Legal implications of Palestinian non-member observer status at the UN
Nov 28, 2012
With overwhelming support from the developing world, the Palestinians appear certain to earn approval in the 193-member U.N. General Assembly for a status upgrade to "observer state" on Thursday.
Israel and its main ally the United States oppose the move, which would implicitly recognize Palestinian statehood....
Israel and the United States condemn the U.N. bid, saying the only genuine route to statehood for the Palestinians is via a peace agreement made in direct talks with Israel.

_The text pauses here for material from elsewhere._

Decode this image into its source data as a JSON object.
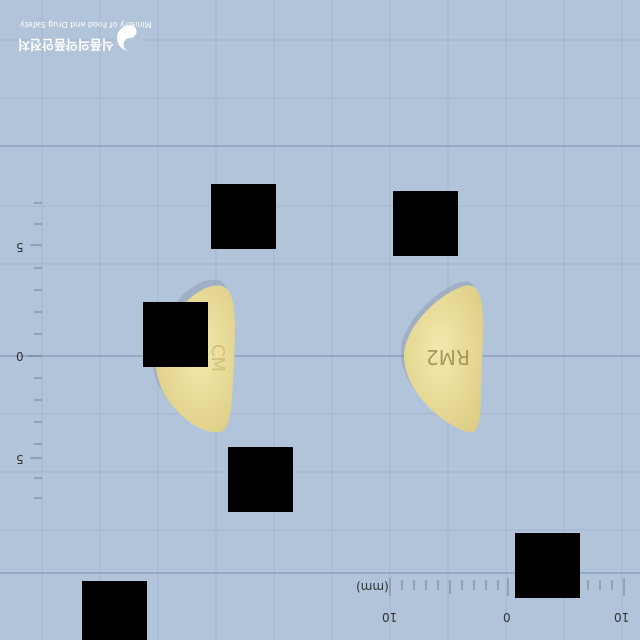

Talks however have been stalled for two years, mainly over the issue of Israeli settlements in the West Bank, which have expanded despite being deemed illegal by most of the world....
The change would allow the Palestinian territories to access bodies like the International Crminal Court, which prosecutes people for genocide, war crimes and other human rights violations.
After Israeli, British and U.S. diplomats unsuccessfully tried to persuade the Palestinians to drop their upgrade bid, they focused on trying to get the Palestinians to guarantee that they would forego complaining about Israel to the ICC....
The Palestinian U.N. observer, Riyad Mansour, said the Palestinians would not rush to sign up to the ICC if they win the U.N. status upgrade. But seeking action against Israel in the court would remain an option, he told a news conference at the United Nations on Tuesday.
Mansour said that if Israel continued to violate international law, particularly by building settlements in the West Bank - territory Israel captured in the 1967 Middle East War - then the Palestinians would consult with friends, including Europe, on what to do next.